Regine Sauter, Nationalrätin FDP/ZH: Der Lohnschutz kann mit dem, was vorgesehen ist, gewährleistet werden. Man muss auch sagen: Es geht nicht um alle Arbeitnehmer in der Schweiz. Es geht um Berufe, wo Leute für kurze Zeit in die Schweiz kommen, arbeiten und dann wieder gehen. Bei allen anderen Berufen, und das ist die Mehrheit, ist das sozialpartnerschaftlich geregelt.
Es wird immer klarer: Bevor ein Rahmabkommen mit der EU unterschrieben werden könnte, wird über die sogenannte «Kündigungs-Initiative» der SVP entschieden. Diese möchte die Personenfreizügigkeit kippen. Wird also das Rahmenabkommen sowieso hinfällig?
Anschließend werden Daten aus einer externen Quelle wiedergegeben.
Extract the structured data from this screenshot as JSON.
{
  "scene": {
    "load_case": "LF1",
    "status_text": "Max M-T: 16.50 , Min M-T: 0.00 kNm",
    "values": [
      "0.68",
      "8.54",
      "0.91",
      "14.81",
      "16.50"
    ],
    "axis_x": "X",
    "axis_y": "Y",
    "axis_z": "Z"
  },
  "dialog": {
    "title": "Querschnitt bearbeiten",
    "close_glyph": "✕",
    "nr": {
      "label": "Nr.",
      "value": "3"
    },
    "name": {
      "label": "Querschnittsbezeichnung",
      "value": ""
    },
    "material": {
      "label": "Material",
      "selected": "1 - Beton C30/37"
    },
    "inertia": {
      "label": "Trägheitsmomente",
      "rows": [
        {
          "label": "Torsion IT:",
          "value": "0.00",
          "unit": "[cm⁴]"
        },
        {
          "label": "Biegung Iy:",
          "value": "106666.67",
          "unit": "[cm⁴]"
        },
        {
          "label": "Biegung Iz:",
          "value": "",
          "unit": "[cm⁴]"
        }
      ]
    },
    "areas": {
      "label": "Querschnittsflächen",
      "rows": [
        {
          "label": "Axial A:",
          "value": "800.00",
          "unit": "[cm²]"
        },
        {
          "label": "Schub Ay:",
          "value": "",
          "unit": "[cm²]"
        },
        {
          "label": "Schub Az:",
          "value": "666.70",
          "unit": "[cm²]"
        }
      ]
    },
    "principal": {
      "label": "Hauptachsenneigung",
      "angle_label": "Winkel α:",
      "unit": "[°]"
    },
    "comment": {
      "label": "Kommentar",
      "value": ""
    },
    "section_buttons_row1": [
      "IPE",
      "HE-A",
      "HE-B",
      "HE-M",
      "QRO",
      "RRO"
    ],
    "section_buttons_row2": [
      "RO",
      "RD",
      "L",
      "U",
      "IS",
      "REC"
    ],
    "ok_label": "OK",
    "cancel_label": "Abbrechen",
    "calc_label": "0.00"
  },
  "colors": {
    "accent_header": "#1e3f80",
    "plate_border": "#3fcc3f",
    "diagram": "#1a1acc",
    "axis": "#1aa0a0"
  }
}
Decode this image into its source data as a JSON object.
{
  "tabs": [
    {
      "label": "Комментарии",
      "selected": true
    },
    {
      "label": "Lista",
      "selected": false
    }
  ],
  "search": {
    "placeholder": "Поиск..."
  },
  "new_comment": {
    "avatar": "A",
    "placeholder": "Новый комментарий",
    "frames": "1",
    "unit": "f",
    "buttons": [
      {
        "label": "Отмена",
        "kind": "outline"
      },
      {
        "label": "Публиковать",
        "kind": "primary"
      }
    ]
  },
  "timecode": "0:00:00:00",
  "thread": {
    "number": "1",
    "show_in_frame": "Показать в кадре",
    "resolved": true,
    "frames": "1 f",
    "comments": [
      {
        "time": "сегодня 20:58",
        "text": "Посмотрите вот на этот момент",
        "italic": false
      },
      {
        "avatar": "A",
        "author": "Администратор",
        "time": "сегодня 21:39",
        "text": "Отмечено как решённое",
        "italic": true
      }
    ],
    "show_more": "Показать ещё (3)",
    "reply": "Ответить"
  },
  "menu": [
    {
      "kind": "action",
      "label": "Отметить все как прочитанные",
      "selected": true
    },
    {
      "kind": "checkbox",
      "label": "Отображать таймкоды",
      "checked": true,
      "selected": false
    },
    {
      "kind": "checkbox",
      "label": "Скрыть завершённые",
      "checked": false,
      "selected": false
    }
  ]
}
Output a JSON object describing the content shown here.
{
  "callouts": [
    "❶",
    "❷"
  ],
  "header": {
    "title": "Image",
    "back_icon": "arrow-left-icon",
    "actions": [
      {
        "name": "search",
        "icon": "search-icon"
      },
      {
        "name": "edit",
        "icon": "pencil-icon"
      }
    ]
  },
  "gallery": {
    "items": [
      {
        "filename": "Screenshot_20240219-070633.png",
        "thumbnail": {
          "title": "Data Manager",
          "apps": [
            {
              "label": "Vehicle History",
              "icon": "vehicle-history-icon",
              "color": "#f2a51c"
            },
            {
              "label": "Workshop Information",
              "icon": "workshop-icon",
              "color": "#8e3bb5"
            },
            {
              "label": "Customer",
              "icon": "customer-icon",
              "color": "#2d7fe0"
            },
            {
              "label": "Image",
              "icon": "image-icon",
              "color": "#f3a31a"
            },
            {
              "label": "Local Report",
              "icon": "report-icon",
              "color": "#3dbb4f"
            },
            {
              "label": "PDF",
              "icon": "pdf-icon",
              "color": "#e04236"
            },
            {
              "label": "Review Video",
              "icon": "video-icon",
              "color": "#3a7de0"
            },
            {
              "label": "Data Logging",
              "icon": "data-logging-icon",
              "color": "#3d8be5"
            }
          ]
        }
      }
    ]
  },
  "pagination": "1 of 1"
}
Magdalena Martullo-Blocher, Nationalrätin SVP/GR: Dass jeder in die Schweiz kommen kann und einen anderen mit Billiglohn verdrängen kann, oder Sozialleistungen beziehen kann, da sind wir dagegen. Und das wird mit dem Rahmenvertrag noch viel mehr der Fall sein.
Beat Jans, Nationalrat SP/BS, Vizepräsident SP: Wenn diese Initiative angenommen wird, dann fallen die Bilateralen Verträge dahin. Dann gibt es ein Chaos wie das momentan in England herrscht.